Ja, Er hat ein für alle Mal gelitten. Am Kreuz hat er als Gott und als Mensch für uns gelitten. Das musste Er nicht – Er braucht uns nicht. Aber Er liebt uns mit einer so intensiven Liebe, dass Er den ganzen Unrat der ganzen Welt auf sich genommen hat, damit wir gerettet werden können. Keiner kann Ihm vorwerfen, dass Er nicht verstehen würde, oder dass Er nie gelitten hätte, dass Er weit weg von allem Leid wäre. Nein, Er ist der Gott, der in unserem Leid ganz nahe ist und der alles versteht. Sogar besser, als wir es jemals verstehen werden.

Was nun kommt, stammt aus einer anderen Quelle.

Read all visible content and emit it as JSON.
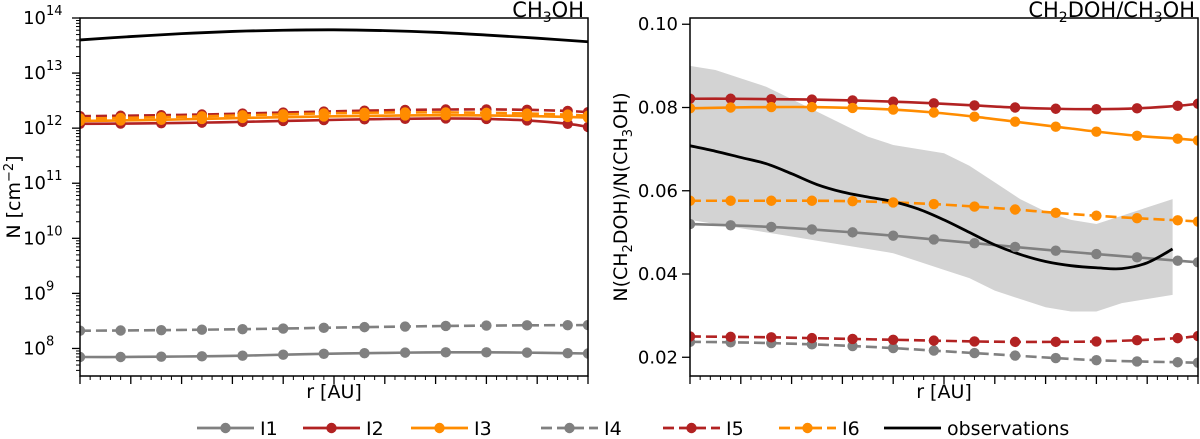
{
  "chart_data": [
    {
      "type": "line",
      "title": "CH₃OH",
      "xlabel": "r [AU]",
      "ylabel": "N [cm⁻²]",
      "yscale": "log",
      "ylim_log10": [
        7.5,
        14.0
      ],
      "xlim": [
        0,
        10
      ],
      "y_ticks": [
        {
          "exp": 8,
          "label": "10",
          "sup": "8"
        },
        {
          "exp": 9,
          "label": "10",
          "sup": "9"
        },
        {
          "exp": 10,
          "label": "10",
          "sup": "10"
        },
        {
          "exp": 11,
          "label": "10",
          "sup": "11"
        },
        {
          "exp": 12,
          "label": "10",
          "sup": "12"
        },
        {
          "exp": 13,
          "label": "10",
          "sup": "13"
        },
        {
          "exp": 14,
          "label": "10",
          "sup": "14"
        }
      ],
      "series": [
        {
          "name": "I1",
          "color": "#808080",
          "dashed": false,
          "markers": true,
          "x": [
            0,
            0.8,
            1.6,
            2.4,
            3.2,
            4.0,
            4.8,
            5.6,
            6.4,
            7.2,
            8.0,
            8.8,
            9.6,
            10
          ],
          "y": [
            70000000.0,
            70000000.0,
            71000000.0,
            72000000.0,
            74000000.0,
            77000000.0,
            80000000.0,
            82000000.0,
            84000000.0,
            85000000.0,
            85000000.0,
            84000000.0,
            82000000.0,
            81000000.0
          ]
        },
        {
          "name": "I2",
          "color": "#b22222",
          "dashed": false,
          "markers": true,
          "x": [
            0,
            0.8,
            1.6,
            2.4,
            3.2,
            4.0,
            4.8,
            5.6,
            6.4,
            7.2,
            8.0,
            8.8,
            9.6,
            10
          ],
          "y": [
            1200000000000.0,
            1210000000000.0,
            1230000000000.0,
            1260000000000.0,
            1300000000000.0,
            1350000000000.0,
            1400000000000.0,
            1450000000000.0,
            1480000000000.0,
            1500000000000.0,
            1470000000000.0,
            1380000000000.0,
            1200000000000.0,
            1050000000000.0
          ]
        },
        {
          "name": "I3",
          "color": "#ff8c00",
          "dashed": false,
          "markers": true,
          "x": [
            0,
            0.8,
            1.6,
            2.4,
            3.2,
            4.0,
            4.8,
            5.6,
            6.4,
            7.2,
            8.0,
            8.8,
            9.6,
            10
          ],
          "y": [
            1350000000000.0,
            1380000000000.0,
            1420000000000.0,
            1470000000000.0,
            1530000000000.0,
            1580000000000.0,
            1630000000000.0,
            1670000000000.0,
            1700000000000.0,
            1710000000000.0,
            1700000000000.0,
            1660000000000.0,
            1600000000000.0,
            1550000000000.0
          ]
        },
        {
          "name": "I4",
          "color": "#808080",
          "dashed": true,
          "markers": true,
          "x": [
            0,
            0.8,
            1.6,
            2.4,
            3.2,
            4.0,
            4.8,
            5.6,
            6.4,
            7.2,
            8.0,
            8.8,
            9.6,
            10
          ],
          "y": [
            210000000.0,
            212000000.0,
            215000000.0,
            219000000.0,
            224000000.0,
            230000000.0,
            237000000.0,
            244000000.0,
            250000000.0,
            256000000.0,
            260000000.0,
            263000000.0,
            265000000.0,
            266000000.0
          ]
        },
        {
          "name": "I5",
          "color": "#b22222",
          "dashed": true,
          "markers": true,
          "x": [
            0,
            0.8,
            1.6,
            2.4,
            3.2,
            4.0,
            4.8,
            5.6,
            6.4,
            7.2,
            8.0,
            8.8,
            9.6,
            10
          ],
          "y": [
            1650000000000.0,
            1680000000000.0,
            1720000000000.0,
            1770000000000.0,
            1840000000000.0,
            1920000000000.0,
            2000000000000.0,
            2080000000000.0,
            2140000000000.0,
            2180000000000.0,
            2190000000000.0,
            2150000000000.0,
            2050000000000.0,
            1950000000000.0
          ]
        },
        {
          "name": "I6",
          "color": "#ff8c00",
          "dashed": true,
          "markers": true,
          "x": [
            0,
            0.8,
            1.6,
            2.4,
            3.2,
            4.0,
            4.8,
            5.6,
            6.4,
            7.2,
            8.0,
            8.8,
            9.6,
            10
          ],
          "y": [
            1500000000000.0,
            1530000000000.0,
            1580000000000.0,
            1640000000000.0,
            1710000000000.0,
            1780000000000.0,
            1850000000000.0,
            1900000000000.0,
            1930000000000.0,
            1930000000000.0,
            1900000000000.0,
            1840000000000.0,
            1760000000000.0,
            1680000000000.0
          ]
        },
        {
          "name": "observations",
          "color": "#000000",
          "dashed": false,
          "markers": false,
          "x": [
            0,
            1,
            2,
            3,
            4,
            5,
            6,
            7,
            8,
            9,
            10
          ],
          "y": [
            40000000000000.0,
            46000000000000.0,
            52000000000000.0,
            57000000000000.0,
            60000000000000.0,
            61000000000000.0,
            59000000000000.0,
            55000000000000.0,
            49000000000000.0,
            43000000000000.0,
            37000000000000.0
          ]
        }
      ]
    },
    {
      "type": "line",
      "title": "CH₂DOH/CH₃OH",
      "xlabel": "r [AU]",
      "ylabel": "N(CH₂DOH)/N(CH₃OH)",
      "ylim": [
        0.0155,
        0.1015
      ],
      "xlim": [
        0,
        10
      ],
      "y_ticks": [
        0.02,
        0.04,
        0.06,
        0.08,
        0.1
      ],
      "y_tick_labels": [
        "0.02",
        "0.04",
        "0.06",
        "0.08",
        "0.10"
      ],
      "band": {
        "name": "observations uncertainty",
        "color": "#d3d3d3",
        "x": [
          0,
          0.5,
          1,
          1.5,
          2,
          2.5,
          3,
          3.5,
          4,
          4.5,
          5,
          5.5,
          6,
          6.5,
          7,
          7.5,
          8,
          8.5,
          9,
          9.5
        ],
        "upper": [
          0.09,
          0.089,
          0.087,
          0.085,
          0.082,
          0.079,
          0.076,
          0.073,
          0.071,
          0.07,
          0.069,
          0.066,
          0.062,
          0.058,
          0.055,
          0.053,
          0.052,
          0.054,
          0.056,
          0.058
        ],
        "lower": [
          0.053,
          0.052,
          0.051,
          0.05,
          0.049,
          0.048,
          0.047,
          0.046,
          0.045,
          0.043,
          0.041,
          0.039,
          0.036,
          0.034,
          0.032,
          0.031,
          0.031,
          0.033,
          0.034,
          0.035
        ]
      },
      "series": [
        {
          "name": "I1",
          "color": "#808080",
          "dashed": false,
          "markers": true,
          "x": [
            0,
            0.8,
            1.6,
            2.4,
            3.2,
            4.0,
            4.8,
            5.6,
            6.4,
            7.2,
            8.0,
            8.8,
            9.6,
            10
          ],
          "y": [
            0.052,
            0.0517,
            0.0513,
            0.0507,
            0.05,
            0.0492,
            0.0483,
            0.0474,
            0.0465,
            0.0456,
            0.0448,
            0.044,
            0.0432,
            0.0428
          ]
        },
        {
          "name": "I2",
          "color": "#b22222",
          "dashed": false,
          "markers": true,
          "x": [
            0,
            0.8,
            1.6,
            2.4,
            3.2,
            4.0,
            4.8,
            5.6,
            6.4,
            7.2,
            8.0,
            8.8,
            9.6,
            10
          ],
          "y": [
            0.0821,
            0.0821,
            0.082,
            0.0819,
            0.0817,
            0.0814,
            0.081,
            0.0805,
            0.08,
            0.0797,
            0.0796,
            0.0798,
            0.0804,
            0.0809
          ]
        },
        {
          "name": "I3",
          "color": "#ff8c00",
          "dashed": false,
          "markers": true,
          "x": [
            0,
            0.8,
            1.6,
            2.4,
            3.2,
            4.0,
            4.8,
            5.6,
            6.4,
            7.2,
            8.0,
            8.8,
            9.6,
            10
          ],
          "y": [
            0.0798,
            0.08,
            0.0801,
            0.0801,
            0.0799,
            0.0795,
            0.0788,
            0.0778,
            0.0766,
            0.0754,
            0.0742,
            0.0732,
            0.0725,
            0.0721
          ]
        },
        {
          "name": "I4",
          "color": "#808080",
          "dashed": true,
          "markers": true,
          "x": [
            0,
            0.8,
            1.6,
            2.4,
            3.2,
            4.0,
            4.8,
            5.6,
            6.4,
            7.2,
            8.0,
            8.8,
            9.6,
            10
          ],
          "y": [
            0.0237,
            0.0236,
            0.0234,
            0.0231,
            0.0227,
            0.0222,
            0.0216,
            0.021,
            0.0204,
            0.0198,
            0.0193,
            0.019,
            0.0188,
            0.0187
          ]
        },
        {
          "name": "I5",
          "color": "#b22222",
          "dashed": true,
          "markers": true,
          "x": [
            0,
            0.8,
            1.6,
            2.4,
            3.2,
            4.0,
            4.8,
            5.6,
            6.4,
            7.2,
            8.0,
            8.8,
            9.6,
            10
          ],
          "y": [
            0.025,
            0.0249,
            0.0248,
            0.0246,
            0.0244,
            0.0242,
            0.024,
            0.0238,
            0.0237,
            0.0237,
            0.0238,
            0.0241,
            0.0246,
            0.0251
          ]
        },
        {
          "name": "I6",
          "color": "#ff8c00",
          "dashed": true,
          "markers": true,
          "x": [
            0,
            0.8,
            1.6,
            2.4,
            3.2,
            4.0,
            4.8,
            5.6,
            6.4,
            7.2,
            8.0,
            8.8,
            9.6,
            10
          ],
          "y": [
            0.0576,
            0.0576,
            0.0576,
            0.0576,
            0.0575,
            0.0572,
            0.0568,
            0.0562,
            0.0555,
            0.0547,
            0.054,
            0.0534,
            0.0529,
            0.0526
          ]
        },
        {
          "name": "observations",
          "color": "#000000",
          "dashed": false,
          "markers": false,
          "x": [
            0,
            0.5,
            1,
            1.5,
            2,
            2.5,
            3,
            3.5,
            4,
            4.5,
            5,
            5.5,
            6,
            6.5,
            7,
            7.5,
            8,
            8.5,
            9,
            9.5
          ],
          "y": [
            0.0708,
            0.0695,
            0.068,
            0.0665,
            0.0641,
            0.0615,
            0.0597,
            0.0585,
            0.0574,
            0.0556,
            0.053,
            0.05,
            0.047,
            0.0447,
            0.043,
            0.042,
            0.0415,
            0.0413,
            0.0427,
            0.046
          ]
        }
      ]
    }
  ],
  "legend": {
    "placement": "bottom",
    "items": [
      {
        "label": "I1",
        "color": "#808080",
        "dashed": false,
        "marker": true
      },
      {
        "label": "I2",
        "color": "#b22222",
        "dashed": false,
        "marker": true
      },
      {
        "label": "I3",
        "color": "#ff8c00",
        "dashed": false,
        "marker": true
      },
      {
        "label": "I4",
        "color": "#808080",
        "dashed": true,
        "marker": true
      },
      {
        "label": "I5",
        "color": "#b22222",
        "dashed": true,
        "marker": true
      },
      {
        "label": "I6",
        "color": "#ff8c00",
        "dashed": true,
        "marker": true
      },
      {
        "label": "observations",
        "color": "#000000",
        "dashed": false,
        "marker": false
      }
    ]
  }
}
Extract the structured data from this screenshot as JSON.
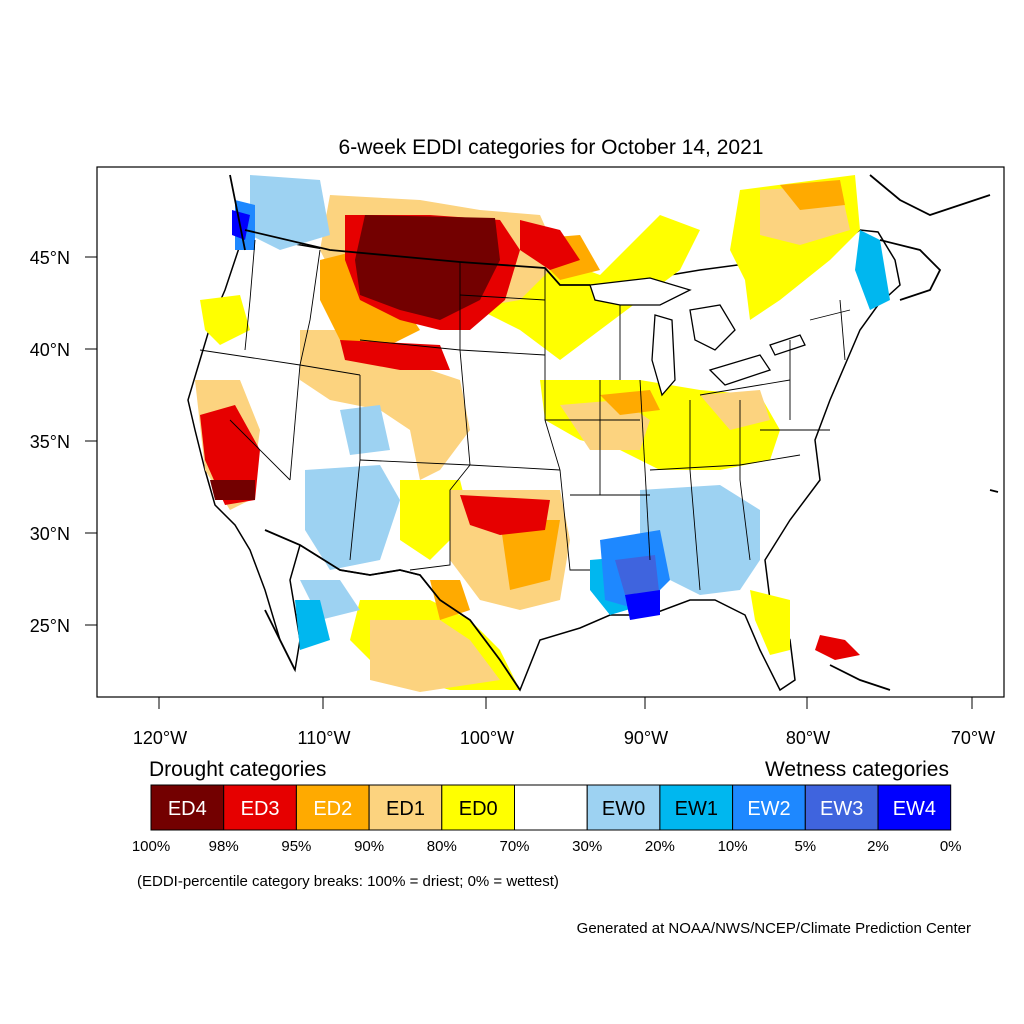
{
  "title": "6-week EDDI categories for October 14, 2021",
  "map": {
    "lat_labels": [
      "45°N",
      "40°N",
      "35°N",
      "30°N",
      "25°N"
    ],
    "lon_labels": [
      "120°W",
      "110°W",
      "100°W",
      "90°W",
      "80°W",
      "70°W"
    ],
    "lat_values": [
      45,
      40,
      35,
      30,
      25
    ],
    "lon_values": [
      -120,
      -110,
      -100,
      -90,
      -80,
      -70
    ]
  },
  "legend": {
    "drought_heading": "Drought categories",
    "wetness_heading": "Wetness categories",
    "categories": [
      {
        "label": "ED4",
        "color": "#730000",
        "text_color": "#ffffff"
      },
      {
        "label": "ED3",
        "color": "#e60000",
        "text_color": "#ffffff"
      },
      {
        "label": "ED2",
        "color": "#ffaa00",
        "text_color": "#ffffff"
      },
      {
        "label": "ED1",
        "color": "#fcd37f",
        "text_color": "#000000"
      },
      {
        "label": "ED0",
        "color": "#ffff00",
        "text_color": "#000000"
      },
      {
        "label": "",
        "color": "#ffffff",
        "text_color": "#000000"
      },
      {
        "label": "EW0",
        "color": "#9dd2f2",
        "text_color": "#000000"
      },
      {
        "label": "EW1",
        "color": "#00b7ef",
        "text_color": "#000000"
      },
      {
        "label": "EW2",
        "color": "#1e88ff",
        "text_color": "#ffffff"
      },
      {
        "label": "EW3",
        "color": "#3f64de",
        "text_color": "#ffffff"
      },
      {
        "label": "EW4",
        "color": "#0000ff",
        "text_color": "#ffffff"
      }
    ],
    "breaks": [
      "100%",
      "98%",
      "95%",
      "90%",
      "80%",
      "70%",
      "30%",
      "20%",
      "10%",
      "5%",
      "2%",
      "0%"
    ],
    "note": "(EDDI-percentile category breaks: 100% = driest; 0% = wettest)"
  },
  "credit": "Generated at NOAA/NWS/NCEP/Climate Prediction Center"
}
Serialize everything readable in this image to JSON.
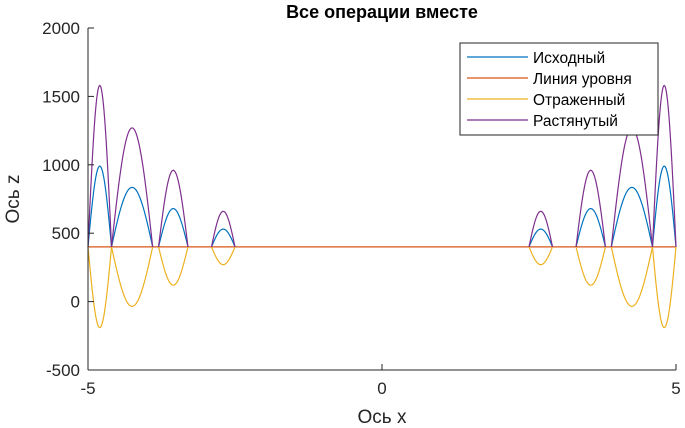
{
  "chart_data": {
    "type": "line",
    "title": "Все операции вместе",
    "xlabel": "Ось x",
    "ylabel": "Ось z",
    "xlim": [
      -5,
      5
    ],
    "ylim": [
      -500,
      2000
    ],
    "xticks": [
      -5,
      0,
      5
    ],
    "xtick_labels": [
      "-5",
      "0",
      "5"
    ],
    "yticks": [
      -500,
      0,
      500,
      1000,
      1500,
      2000
    ],
    "ytick_labels": [
      "-500",
      "0",
      "500",
      "1000",
      "1500",
      "2000"
    ],
    "grid": false,
    "legend_position": "top-right",
    "baseline": 400,
    "arches": [
      {
        "x_start": -5.0,
        "x_end": -4.6,
        "peak": 990
      },
      {
        "x_start": -4.6,
        "x_end": -3.9,
        "peak": 835
      },
      {
        "x_start": -3.8,
        "x_end": -3.3,
        "peak": 680
      },
      {
        "x_start": -2.9,
        "x_end": -2.5,
        "peak": 530
      },
      {
        "x_start": 2.5,
        "x_end": 2.9,
        "peak": 530
      },
      {
        "x_start": 3.3,
        "x_end": 3.8,
        "peak": 680
      },
      {
        "x_start": 3.9,
        "x_end": 4.6,
        "peak": 835
      },
      {
        "x_start": 4.6,
        "x_end": 5.0,
        "peak": 990
      }
    ],
    "series": [
      {
        "name": "Исходный",
        "color": "#0072BD",
        "values": [
          [
            -5.0,
            400
          ],
          [
            -4.8,
            990
          ],
          [
            -4.6,
            400
          ],
          [
            -4.6,
            400
          ],
          [
            -4.25,
            835
          ],
          [
            -3.9,
            400
          ],
          [
            -3.8,
            400
          ],
          [
            -3.55,
            680
          ],
          [
            -3.3,
            400
          ],
          [
            -2.9,
            400
          ],
          [
            -2.7,
            530
          ],
          [
            -2.5,
            400
          ],
          [
            2.5,
            400
          ],
          [
            2.7,
            530
          ],
          [
            2.9,
            400
          ],
          [
            3.3,
            400
          ],
          [
            3.55,
            680
          ],
          [
            3.8,
            400
          ],
          [
            3.9,
            400
          ],
          [
            4.25,
            835
          ],
          [
            4.6,
            400
          ],
          [
            4.6,
            400
          ],
          [
            4.8,
            990
          ],
          [
            5.0,
            400
          ]
        ]
      },
      {
        "name": "Линия уровня",
        "color": "#D95319",
        "values": [
          [
            -5,
            400
          ],
          [
            5,
            400
          ]
        ]
      },
      {
        "name": "Отраженный",
        "color": "#EDB120",
        "values": [
          [
            -5.0,
            400
          ],
          [
            -4.8,
            -190
          ],
          [
            -4.6,
            400
          ],
          [
            -4.6,
            400
          ],
          [
            -4.25,
            -35
          ],
          [
            -3.9,
            400
          ],
          [
            -3.8,
            400
          ],
          [
            -3.55,
            120
          ],
          [
            -3.3,
            400
          ],
          [
            -2.9,
            400
          ],
          [
            -2.7,
            270
          ],
          [
            -2.5,
            400
          ],
          [
            2.5,
            400
          ],
          [
            2.7,
            270
          ],
          [
            2.9,
            400
          ],
          [
            3.3,
            400
          ],
          [
            3.55,
            120
          ],
          [
            3.8,
            400
          ],
          [
            3.9,
            400
          ],
          [
            4.25,
            -35
          ],
          [
            4.6,
            400
          ],
          [
            4.6,
            400
          ],
          [
            4.8,
            -190
          ],
          [
            5.0,
            400
          ]
        ]
      },
      {
        "name": "Растянутый",
        "color": "#7E2F8E",
        "values": [
          [
            -5.0,
            400
          ],
          [
            -4.8,
            1580
          ],
          [
            -4.6,
            400
          ],
          [
            -4.6,
            400
          ],
          [
            -4.25,
            1270
          ],
          [
            -3.9,
            400
          ],
          [
            -3.8,
            400
          ],
          [
            -3.55,
            960
          ],
          [
            -3.3,
            400
          ],
          [
            -2.9,
            400
          ],
          [
            -2.7,
            660
          ],
          [
            -2.5,
            400
          ],
          [
            2.5,
            400
          ],
          [
            2.7,
            660
          ],
          [
            2.9,
            400
          ],
          [
            3.3,
            400
          ],
          [
            3.55,
            960
          ],
          [
            3.8,
            400
          ],
          [
            3.9,
            400
          ],
          [
            4.25,
            1270
          ],
          [
            4.6,
            400
          ],
          [
            4.6,
            400
          ],
          [
            4.8,
            1580
          ],
          [
            5.0,
            400
          ]
        ]
      }
    ]
  }
}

Wir haben auch durch Hiob entdeckt, dass der leidende Gott, der mit uns durch unser Leiden geht, alles aus einer anderen Perspektive sieht und der letztendlich alles zum Guten wirkt.

Wir sind am Ende unserer Reise über das Leid angelangt. Am Anfang hatten wir die Frage gestellt: „Warum würde ein guter Gott erlauben, dass unschuldige Menschen leiden?“ Wir sind zum Schluss gekommen, dass das die falsche Frage ist. Es gibt keine unschuldigen Menschen. Wir haben die Welt kaputt gemacht und verdienen in diesem Leben, was wir gesät haben. Aber wir haben auch durch Hiob entdeckt, dass der leidende Gott, der mit uns durch unser Leiden geht, alles aus einer anderen Perspektive sieht und der letztendlich alles zum Guten wirkt. Er hat selbst für uns am Kreuz gelitten. Was heißt das für uns? Er ist ein Gott, der uns versteht. Er ist ein Gott, dem wir vertrauen können. Er ist ein Gott, der eines Tages alle Leiden wegnehmen wird. Ja, wir leiden hier auf diese Erde. Aber eines Tages wird alles vorbei sein. Ich schließe mit den Worten des Heiligen Geistes durch den Apostel Paulus: „Denn unsere Bedrängnis, die schnell vorübergehend und leicht ist, verschafft uns eine ewige und über alle Maßen gewichtige Herrlichkeit, da wir nicht auf das Sichtbare sehen, sondern auf das Unsichtbare; denn was sichtbar ist, das ist zeitlich; was aber unsichtbar ist, das ist ewig.“ (2. Kor. 4,17-18).